Osteoarthritis (OA) is one of the most characterized joint diseases associated with chondrocyte apoptosis. JNK plays an important role in apoptosis in many pathological conditions, but systemic inhibition of JNK was shown to result in detrimental side effects. MAPK kinase 7 (MKK7) is a direct upstream kinase that regulates JNK and has been shown to activate JNK specifically under toxic conditions.

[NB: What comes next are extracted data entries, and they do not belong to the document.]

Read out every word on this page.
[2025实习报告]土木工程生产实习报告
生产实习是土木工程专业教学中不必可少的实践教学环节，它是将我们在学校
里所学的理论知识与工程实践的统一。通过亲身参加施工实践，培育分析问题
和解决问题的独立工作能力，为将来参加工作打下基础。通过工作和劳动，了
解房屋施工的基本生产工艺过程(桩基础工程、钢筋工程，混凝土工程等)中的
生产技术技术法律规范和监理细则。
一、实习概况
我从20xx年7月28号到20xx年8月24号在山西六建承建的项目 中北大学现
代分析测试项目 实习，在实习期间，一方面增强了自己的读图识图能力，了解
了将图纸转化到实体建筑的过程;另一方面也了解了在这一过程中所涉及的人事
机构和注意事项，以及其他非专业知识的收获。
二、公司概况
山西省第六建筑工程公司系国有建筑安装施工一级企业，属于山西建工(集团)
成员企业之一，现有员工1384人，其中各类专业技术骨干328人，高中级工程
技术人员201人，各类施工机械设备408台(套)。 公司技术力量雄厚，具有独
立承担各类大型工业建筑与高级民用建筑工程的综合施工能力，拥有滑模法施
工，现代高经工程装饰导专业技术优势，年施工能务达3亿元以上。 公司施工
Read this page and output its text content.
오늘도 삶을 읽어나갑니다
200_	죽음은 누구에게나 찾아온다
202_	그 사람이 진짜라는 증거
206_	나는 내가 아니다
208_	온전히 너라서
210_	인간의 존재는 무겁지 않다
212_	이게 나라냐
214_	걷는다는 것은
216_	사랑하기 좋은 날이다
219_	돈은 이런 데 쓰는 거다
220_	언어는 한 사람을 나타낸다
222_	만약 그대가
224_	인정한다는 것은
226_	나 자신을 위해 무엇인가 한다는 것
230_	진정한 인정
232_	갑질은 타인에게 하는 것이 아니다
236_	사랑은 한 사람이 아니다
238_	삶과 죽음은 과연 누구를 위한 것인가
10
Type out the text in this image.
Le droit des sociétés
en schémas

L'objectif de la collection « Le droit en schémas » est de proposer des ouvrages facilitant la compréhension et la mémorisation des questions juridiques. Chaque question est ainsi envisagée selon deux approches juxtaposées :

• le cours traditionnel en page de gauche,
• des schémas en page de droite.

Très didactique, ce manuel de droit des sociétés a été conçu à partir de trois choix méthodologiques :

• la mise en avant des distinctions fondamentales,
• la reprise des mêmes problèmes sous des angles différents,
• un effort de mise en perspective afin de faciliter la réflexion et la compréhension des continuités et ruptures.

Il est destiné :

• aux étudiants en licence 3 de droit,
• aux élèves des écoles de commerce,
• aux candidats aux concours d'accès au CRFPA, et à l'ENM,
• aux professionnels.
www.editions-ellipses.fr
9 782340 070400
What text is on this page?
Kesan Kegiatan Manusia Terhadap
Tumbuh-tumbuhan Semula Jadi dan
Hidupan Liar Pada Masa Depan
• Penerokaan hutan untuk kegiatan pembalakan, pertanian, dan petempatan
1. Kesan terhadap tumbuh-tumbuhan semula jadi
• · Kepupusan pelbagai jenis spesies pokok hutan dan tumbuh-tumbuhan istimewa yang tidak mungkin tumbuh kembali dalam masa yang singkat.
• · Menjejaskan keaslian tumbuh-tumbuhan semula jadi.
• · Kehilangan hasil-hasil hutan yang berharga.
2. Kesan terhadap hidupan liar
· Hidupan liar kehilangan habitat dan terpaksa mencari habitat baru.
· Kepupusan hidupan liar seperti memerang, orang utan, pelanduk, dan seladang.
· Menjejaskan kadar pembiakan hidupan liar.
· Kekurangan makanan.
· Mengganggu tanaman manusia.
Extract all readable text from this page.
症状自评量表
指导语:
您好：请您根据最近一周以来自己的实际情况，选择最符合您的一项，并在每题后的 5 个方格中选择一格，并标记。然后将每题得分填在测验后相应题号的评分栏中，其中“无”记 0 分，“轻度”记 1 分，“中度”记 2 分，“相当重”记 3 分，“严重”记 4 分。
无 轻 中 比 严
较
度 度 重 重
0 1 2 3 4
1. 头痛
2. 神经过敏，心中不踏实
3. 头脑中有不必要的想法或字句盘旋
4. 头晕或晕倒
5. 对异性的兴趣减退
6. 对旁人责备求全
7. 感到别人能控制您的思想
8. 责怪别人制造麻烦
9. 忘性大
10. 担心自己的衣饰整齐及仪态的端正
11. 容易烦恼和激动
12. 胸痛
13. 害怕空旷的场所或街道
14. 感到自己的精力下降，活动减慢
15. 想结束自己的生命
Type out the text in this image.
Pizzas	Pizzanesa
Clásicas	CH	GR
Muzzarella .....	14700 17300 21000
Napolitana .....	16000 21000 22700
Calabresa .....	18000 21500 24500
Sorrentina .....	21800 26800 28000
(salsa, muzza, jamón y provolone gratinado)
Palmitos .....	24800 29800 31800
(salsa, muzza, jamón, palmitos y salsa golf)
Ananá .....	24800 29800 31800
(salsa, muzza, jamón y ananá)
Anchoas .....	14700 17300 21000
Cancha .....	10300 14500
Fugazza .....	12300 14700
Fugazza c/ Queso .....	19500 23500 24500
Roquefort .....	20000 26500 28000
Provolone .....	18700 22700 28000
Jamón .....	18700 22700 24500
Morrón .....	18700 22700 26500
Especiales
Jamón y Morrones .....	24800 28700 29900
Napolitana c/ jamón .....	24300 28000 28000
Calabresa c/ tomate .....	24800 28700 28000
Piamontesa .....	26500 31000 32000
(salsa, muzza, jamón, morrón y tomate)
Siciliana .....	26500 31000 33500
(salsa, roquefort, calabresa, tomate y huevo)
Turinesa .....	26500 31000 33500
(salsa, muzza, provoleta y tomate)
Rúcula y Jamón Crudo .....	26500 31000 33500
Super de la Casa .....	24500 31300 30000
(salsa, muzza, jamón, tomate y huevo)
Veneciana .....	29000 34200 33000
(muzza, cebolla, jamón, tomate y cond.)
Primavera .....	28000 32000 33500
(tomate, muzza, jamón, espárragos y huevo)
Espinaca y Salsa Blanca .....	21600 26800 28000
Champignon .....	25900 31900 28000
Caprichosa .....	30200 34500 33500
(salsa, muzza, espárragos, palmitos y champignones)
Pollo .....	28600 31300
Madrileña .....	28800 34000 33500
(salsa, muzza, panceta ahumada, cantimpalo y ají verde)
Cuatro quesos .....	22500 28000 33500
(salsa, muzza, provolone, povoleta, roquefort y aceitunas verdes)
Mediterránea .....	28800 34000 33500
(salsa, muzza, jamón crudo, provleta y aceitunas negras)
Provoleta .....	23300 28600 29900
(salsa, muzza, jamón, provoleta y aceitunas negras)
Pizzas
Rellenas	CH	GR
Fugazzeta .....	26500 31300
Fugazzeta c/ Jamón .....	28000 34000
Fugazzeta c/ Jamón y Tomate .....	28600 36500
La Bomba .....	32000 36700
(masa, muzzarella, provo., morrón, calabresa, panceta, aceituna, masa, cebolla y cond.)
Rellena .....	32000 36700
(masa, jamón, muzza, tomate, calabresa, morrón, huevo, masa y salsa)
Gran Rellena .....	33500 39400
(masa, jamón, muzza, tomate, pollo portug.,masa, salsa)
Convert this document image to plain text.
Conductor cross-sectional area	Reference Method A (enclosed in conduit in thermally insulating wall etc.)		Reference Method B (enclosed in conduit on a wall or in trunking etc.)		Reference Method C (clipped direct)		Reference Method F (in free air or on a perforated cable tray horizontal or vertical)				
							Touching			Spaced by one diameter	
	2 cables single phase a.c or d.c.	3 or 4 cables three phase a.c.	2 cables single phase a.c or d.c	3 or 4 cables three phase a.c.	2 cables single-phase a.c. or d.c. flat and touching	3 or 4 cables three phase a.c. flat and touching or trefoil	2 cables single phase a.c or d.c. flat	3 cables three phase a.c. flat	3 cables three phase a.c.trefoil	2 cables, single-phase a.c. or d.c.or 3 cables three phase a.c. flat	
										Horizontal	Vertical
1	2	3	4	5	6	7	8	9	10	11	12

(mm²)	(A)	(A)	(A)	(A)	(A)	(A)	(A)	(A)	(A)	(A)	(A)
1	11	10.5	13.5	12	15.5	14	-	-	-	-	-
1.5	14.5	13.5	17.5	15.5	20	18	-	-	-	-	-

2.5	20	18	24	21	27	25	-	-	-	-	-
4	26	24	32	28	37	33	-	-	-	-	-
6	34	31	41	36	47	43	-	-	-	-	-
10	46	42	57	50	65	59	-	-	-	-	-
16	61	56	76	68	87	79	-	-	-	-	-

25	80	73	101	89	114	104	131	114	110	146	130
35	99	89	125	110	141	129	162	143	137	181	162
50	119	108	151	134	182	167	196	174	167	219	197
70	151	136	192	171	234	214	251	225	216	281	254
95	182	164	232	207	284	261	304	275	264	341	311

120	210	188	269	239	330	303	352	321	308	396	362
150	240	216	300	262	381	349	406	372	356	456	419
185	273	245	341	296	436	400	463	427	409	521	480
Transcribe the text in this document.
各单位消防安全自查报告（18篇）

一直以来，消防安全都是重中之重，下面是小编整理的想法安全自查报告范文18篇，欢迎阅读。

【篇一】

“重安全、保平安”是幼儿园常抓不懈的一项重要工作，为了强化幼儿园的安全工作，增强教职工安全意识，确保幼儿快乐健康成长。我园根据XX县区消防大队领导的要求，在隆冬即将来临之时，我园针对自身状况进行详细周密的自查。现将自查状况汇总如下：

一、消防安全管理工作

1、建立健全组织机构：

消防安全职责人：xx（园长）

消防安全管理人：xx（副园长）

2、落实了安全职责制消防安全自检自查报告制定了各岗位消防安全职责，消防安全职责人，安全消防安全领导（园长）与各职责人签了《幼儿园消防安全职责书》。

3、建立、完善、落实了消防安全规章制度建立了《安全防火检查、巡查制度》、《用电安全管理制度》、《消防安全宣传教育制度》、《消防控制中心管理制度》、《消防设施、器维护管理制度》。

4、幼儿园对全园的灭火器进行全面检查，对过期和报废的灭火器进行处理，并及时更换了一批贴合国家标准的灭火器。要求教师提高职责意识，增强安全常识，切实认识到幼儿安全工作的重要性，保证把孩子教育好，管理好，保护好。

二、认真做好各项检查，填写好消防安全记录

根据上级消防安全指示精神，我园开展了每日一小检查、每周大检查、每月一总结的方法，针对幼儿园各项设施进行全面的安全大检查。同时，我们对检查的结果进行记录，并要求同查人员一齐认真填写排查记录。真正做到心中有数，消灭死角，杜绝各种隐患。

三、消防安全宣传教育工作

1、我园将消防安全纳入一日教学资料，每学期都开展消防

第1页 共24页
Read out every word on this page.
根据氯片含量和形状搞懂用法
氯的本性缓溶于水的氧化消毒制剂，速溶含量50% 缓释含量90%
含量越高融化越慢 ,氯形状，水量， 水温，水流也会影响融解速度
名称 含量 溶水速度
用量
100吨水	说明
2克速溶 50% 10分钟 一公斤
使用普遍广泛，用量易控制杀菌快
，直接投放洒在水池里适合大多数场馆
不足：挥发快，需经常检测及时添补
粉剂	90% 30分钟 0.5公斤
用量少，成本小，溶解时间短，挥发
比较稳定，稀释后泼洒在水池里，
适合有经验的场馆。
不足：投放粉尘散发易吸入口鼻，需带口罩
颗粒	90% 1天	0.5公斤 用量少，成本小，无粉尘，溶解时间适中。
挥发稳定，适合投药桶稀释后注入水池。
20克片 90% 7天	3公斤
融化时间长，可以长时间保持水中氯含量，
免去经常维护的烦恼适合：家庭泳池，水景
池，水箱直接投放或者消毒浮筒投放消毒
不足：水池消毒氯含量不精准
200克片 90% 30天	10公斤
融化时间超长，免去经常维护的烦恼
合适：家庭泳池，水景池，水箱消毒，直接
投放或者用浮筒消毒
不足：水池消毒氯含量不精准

In this study, we investigated the effect of GADD45 beta-I, a cell-permeable inhibitor targeted for MKK7, on IL-1 beta-induced cytotoxicity in rat chondrocytes. The results showed that IL-1 beta exposure resulted in toxicity in a dose-dependent manner, which was nullified by endoplasmic reticulum (ER) stress inhibitors. GADD45 beta-I significantly preserved cell survival, inhibited oxidative injury and reduced apoptosis after IL-1 beta treatment. ER stress in chondrocytes was attenuated by GADD45 beta-I, as evidenced by reduced levels of GRP78 and CHOP, as well as decreased caspase-12 cleavage. In addition, GADD45 beta-I increased the enzymatic activities of mitochondrial antioxidant enzymes, including IDH2, GSH-Px and SOD2. GADD45 beta-I significantly upregulated the expression of Sirt3 and attenuated IL-1 beta-induced acetylafion of SOD2. Furthermore, GADD45 beta-I-induced inhibition of ER stress and protection in chondrocytes were partially reversed by knockdown of Sirt3. In conclusion, our data indicated that GADD45 beta-I protected chondrocytes against IL-1 beta through Sirt3-mediated inhibition of ER stress. Targeting MKK7 might be an ideal therapeutic strategy for reducing chondrocyte apoptosis in OA.